Kurdish editor sentenced to one year in jail

New York, October 19, 2005
—The Committee to Protect Journalists condemns the one-year prison sentence given to Kurdish journalist and human rights activist Mohammad Sadiq Kabudvand by an Iranian court.

The court declared Kabudvand, managing editor of the bilingual Kurdish and Farsi Payam Mardom Kordestan, guilty of “inciting the population to rebel against the central state,” according to the Italian news Web site Adnkronos International (AKI) and CPJ sources. The court in the western city of Sanandaj reached the ruling on August 18, 2005, but has only now announced it. Kabudvand has not yet been taken into custody and is preparing to appeal.

AKI reported that Kabudvand published articles in his weekly newspaper about torture in Iranian jails, and advocated a federal system of government for the Islamic republic. Kabudvand, was appointed secretary of the Kurdistan Organization for the Defense of Human Rights on April 9.

Over the past five years, the judiciary has closed more than 100 publications, most of them reformist, on vague charges of insult and blasphemy, CPJ research shows.

Iranian courts continue to pressure dissident journalists summoning them for questioning and launching new criminal suits against them.
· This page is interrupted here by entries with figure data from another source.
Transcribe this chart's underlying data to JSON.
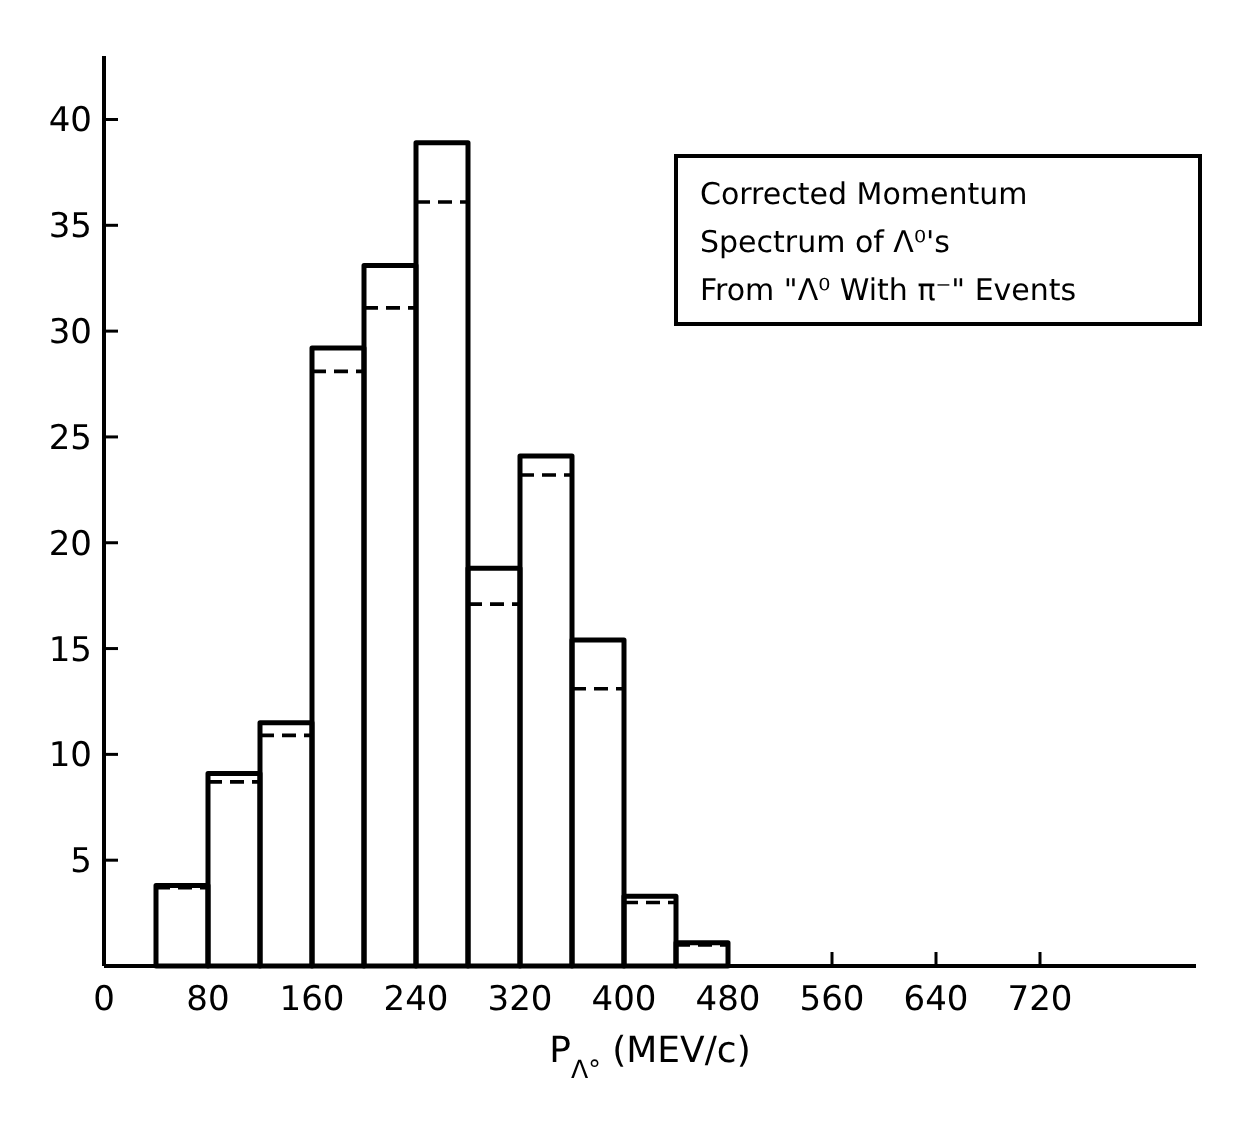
{
  "chart_data": {
    "type": "histogram",
    "annotations": [
      "Corrected Momentum",
      "Spectrum of Λ⁰'s",
      "From \"Λ⁰ With π⁻\" Events"
    ],
    "xlabel": "P$_{Λ°}$ (MEV/c)",
    "bins": [
      40,
      80,
      120,
      160,
      200,
      240,
      280,
      320,
      360,
      400,
      440,
      480
    ],
    "series": [
      {
        "color": "#000000",
        "line_style": "solid",
        "values": [
          3.8,
          9.1,
          11.5,
          29.2,
          33.1,
          38.9,
          18.8,
          24.1,
          15.4,
          3.3,
          1.1
        ]
      },
      {
        "color": "#000000",
        "line_style": "dashed",
        "values": [
          3.7,
          8.7,
          10.9,
          28.1,
          31.1,
          36.1,
          17.1,
          23.2,
          13.1,
          3.0,
          1.0
        ]
      }
    ],
    "xlim": [
      0,
      840
    ],
    "xticks": [
      0,
      80,
      160,
      240,
      320,
      400,
      480,
      560,
      640,
      720
    ],
    "ylim": [
      0,
      43
    ],
    "yticks": [
      5,
      10,
      15,
      20,
      25,
      30,
      35,
      40
    ],
    "grid": false
  }
}
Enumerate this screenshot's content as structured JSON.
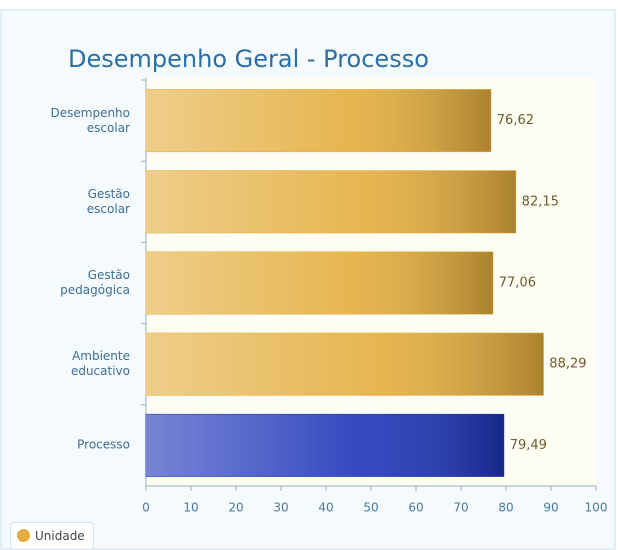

Journalist Akbar Ganji remains jailed, in addition to many political dissidents and activists who were detained in the broader campaign to silence critics. Dozens of prosecutions are pending in the courts.

“The conviction of Mohammad Sadiq Kabudvand represents yet another blatant violation of press freedom in Iran,” CPJ Executive Director Ann Cooper said. “We call for the immediate and unconditional release of all Iranian journalists who have been unjustly imprisoned for practicing their profession.”